Cecile wandte beschämt ihr Gesicht ab.
„Nein...darum nicht. Aber ich glaube, dass dich diese Leute verfolgen. Deine ganze Geschichte, dein übertrieben vorsichtiges Verhalten...Ja, es ist besser geworden in der letzten Zeit, aber am Anfang."
Ceciles Mundwinkel zuckte, als wollte sie Lächeln.
„War wohl doch keine gute Schauspielerin..."
„Cecile...wenn das alles ist, was du dazu zu sagen hast..."
„Nein...nein...!" Cecile stand auf und ging zu Valenduil. Sie kniete vor ihm nieder und legte den Beutel beiseite. Sie nahme seine Hände zwischen ihre und blickte mit traurigen Augen zu ihm hoch.
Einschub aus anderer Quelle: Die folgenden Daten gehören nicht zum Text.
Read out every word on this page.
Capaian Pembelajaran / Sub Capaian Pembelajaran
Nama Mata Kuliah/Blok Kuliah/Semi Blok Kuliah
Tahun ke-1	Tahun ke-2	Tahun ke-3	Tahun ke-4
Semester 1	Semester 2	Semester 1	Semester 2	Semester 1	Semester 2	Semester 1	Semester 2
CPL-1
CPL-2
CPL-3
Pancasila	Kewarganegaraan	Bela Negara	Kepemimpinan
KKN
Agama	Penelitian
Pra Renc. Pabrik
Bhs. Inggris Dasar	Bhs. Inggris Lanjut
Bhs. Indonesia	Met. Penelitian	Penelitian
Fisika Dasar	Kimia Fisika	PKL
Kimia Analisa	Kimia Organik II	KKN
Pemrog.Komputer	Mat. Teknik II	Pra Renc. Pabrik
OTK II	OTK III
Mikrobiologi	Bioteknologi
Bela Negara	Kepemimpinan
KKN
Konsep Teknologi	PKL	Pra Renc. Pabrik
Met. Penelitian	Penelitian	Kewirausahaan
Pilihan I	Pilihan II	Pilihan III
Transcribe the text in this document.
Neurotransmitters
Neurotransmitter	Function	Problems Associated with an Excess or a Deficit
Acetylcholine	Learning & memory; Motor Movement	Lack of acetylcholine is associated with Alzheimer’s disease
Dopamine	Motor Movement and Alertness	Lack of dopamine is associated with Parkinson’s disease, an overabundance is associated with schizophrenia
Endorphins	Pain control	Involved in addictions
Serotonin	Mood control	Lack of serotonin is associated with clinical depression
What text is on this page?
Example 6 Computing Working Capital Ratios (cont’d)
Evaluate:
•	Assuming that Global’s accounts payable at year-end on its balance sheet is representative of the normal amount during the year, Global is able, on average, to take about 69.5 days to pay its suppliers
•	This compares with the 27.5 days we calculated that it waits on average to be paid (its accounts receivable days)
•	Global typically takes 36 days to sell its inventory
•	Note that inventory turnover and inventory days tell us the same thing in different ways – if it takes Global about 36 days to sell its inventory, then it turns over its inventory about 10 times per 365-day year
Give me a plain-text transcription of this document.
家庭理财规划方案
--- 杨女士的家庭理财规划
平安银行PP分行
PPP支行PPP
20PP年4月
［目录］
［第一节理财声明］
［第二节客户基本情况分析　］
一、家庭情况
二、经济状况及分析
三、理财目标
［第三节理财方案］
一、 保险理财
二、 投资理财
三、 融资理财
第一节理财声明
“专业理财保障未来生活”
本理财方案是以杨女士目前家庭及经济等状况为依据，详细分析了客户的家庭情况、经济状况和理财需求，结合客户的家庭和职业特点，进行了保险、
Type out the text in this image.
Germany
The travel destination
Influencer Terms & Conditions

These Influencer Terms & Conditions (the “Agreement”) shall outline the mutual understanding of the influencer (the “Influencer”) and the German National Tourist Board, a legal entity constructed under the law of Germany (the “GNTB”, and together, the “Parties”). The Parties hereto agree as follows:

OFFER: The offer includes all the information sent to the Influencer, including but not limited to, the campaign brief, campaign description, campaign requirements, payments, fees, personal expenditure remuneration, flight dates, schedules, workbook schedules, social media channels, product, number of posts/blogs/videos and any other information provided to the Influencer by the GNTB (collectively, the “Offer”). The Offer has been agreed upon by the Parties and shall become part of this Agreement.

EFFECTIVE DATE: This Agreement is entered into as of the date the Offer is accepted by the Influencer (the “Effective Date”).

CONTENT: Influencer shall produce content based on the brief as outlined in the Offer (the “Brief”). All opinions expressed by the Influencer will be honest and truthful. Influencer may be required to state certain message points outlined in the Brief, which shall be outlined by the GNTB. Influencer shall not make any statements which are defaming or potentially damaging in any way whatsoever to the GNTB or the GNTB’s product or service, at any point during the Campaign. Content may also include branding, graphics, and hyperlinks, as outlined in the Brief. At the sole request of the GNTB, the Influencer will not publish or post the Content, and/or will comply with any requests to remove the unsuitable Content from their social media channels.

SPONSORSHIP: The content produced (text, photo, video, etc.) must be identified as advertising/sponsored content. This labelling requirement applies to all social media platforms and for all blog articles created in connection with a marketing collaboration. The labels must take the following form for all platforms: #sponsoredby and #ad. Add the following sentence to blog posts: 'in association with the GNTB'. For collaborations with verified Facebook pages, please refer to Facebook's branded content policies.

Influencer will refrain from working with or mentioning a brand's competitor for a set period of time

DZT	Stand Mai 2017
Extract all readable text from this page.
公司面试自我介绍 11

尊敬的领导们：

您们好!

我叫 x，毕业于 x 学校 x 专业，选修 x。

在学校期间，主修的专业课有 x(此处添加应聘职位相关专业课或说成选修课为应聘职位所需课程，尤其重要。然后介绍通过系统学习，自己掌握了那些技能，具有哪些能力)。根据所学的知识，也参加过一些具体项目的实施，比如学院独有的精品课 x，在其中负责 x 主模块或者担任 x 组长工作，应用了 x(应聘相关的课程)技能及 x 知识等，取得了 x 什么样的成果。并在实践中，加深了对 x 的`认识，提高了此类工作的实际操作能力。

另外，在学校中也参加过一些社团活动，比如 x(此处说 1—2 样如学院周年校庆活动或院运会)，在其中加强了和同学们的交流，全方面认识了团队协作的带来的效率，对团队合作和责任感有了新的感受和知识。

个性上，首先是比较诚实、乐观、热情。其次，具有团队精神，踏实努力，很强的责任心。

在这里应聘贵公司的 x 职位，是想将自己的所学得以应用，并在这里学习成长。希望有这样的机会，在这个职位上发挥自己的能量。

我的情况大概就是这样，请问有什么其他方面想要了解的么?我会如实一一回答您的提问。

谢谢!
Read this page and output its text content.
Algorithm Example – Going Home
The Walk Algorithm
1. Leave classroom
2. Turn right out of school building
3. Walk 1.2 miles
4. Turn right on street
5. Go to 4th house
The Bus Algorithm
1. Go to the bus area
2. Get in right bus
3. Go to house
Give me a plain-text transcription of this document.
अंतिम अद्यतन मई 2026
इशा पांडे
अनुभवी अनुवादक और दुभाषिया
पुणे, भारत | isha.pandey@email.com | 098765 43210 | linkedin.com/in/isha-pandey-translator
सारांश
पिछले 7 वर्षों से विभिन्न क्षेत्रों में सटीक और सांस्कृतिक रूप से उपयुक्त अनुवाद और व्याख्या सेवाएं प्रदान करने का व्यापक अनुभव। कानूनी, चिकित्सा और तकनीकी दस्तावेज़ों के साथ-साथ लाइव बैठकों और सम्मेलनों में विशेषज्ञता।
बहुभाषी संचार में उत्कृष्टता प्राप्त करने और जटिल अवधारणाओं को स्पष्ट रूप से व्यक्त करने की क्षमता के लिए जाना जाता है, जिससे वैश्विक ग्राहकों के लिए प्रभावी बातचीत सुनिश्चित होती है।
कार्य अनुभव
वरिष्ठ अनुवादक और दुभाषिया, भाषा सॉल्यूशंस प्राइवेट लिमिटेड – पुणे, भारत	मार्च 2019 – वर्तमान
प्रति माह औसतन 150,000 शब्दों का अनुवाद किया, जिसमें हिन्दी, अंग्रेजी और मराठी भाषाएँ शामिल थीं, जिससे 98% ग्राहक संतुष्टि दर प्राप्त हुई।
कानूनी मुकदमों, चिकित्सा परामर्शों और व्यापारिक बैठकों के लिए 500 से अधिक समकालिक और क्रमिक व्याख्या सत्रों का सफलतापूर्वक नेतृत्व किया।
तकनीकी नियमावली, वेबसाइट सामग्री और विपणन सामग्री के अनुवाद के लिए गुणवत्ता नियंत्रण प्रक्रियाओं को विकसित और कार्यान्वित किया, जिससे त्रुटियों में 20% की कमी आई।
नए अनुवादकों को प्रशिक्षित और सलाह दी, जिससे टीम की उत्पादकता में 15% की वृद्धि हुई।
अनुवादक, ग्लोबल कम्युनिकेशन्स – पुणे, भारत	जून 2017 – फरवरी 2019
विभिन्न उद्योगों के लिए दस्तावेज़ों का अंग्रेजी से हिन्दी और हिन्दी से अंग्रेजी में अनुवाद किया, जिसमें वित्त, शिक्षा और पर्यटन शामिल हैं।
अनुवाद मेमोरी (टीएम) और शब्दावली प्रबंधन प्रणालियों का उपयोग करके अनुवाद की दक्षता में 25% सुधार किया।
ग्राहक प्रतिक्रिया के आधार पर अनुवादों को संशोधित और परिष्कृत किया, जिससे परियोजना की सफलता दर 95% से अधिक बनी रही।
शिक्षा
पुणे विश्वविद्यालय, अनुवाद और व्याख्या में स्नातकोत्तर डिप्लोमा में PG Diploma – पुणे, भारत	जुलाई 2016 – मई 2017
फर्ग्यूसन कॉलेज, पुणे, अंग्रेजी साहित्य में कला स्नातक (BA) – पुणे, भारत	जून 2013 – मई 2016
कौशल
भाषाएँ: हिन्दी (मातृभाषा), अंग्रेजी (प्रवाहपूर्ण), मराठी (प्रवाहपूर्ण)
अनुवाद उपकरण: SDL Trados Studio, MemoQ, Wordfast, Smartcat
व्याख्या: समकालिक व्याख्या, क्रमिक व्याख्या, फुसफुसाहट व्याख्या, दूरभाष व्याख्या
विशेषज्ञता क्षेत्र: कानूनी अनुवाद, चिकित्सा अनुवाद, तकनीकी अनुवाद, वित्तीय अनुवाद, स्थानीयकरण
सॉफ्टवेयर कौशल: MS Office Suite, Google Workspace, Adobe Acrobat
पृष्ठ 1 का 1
„Nein...ich...ich bin ein Monster, das lernen musste zu töten...alles zu töten, was sich ihm in den Weg stellt."
Es war dieser Moment, der sie erkennen ließ, dass sie damals richtig gehandelt hatte, als sie Mavis vor den Toren Trinsics verlassen hatte.
„Ich verdiene deine Freundschaft nicht, Valenduil. Und ich kann auch dieses Gold nicht annehmen."
Valenduil zog seine Hände zurück und hob den Beutel vom Boden auf.
Er schüttelte langsam den Kopf.
„Nein, du nimmst das jetzt. Du brauchst es um irgendwo neu anzufangen. Nimm eine neue Identität an, schneide dir deine Haare ab oder so.
Ich meine...wenn man verfolgt wird und so hübsch wie du aussieht und einen so seltenen Namen trägt, ist es schon reichlich dumm nicht beides zu ändern. Oder nicht?
Valenduil legte seinen Kopf schief und lächelte leicht.
Cecile ließ ihren Kopf auf seine Knie fallen und drückte sich an ihn.
Lange Zeit saßen sie so da. Der „Festtagsbraten“ war mittlerweile verbrannt und sie wussten beide, dass es so sein musste, wie Valenduil es gesagt hatte.
Am nächsten Morgen nahmen sie voneinander Abschied.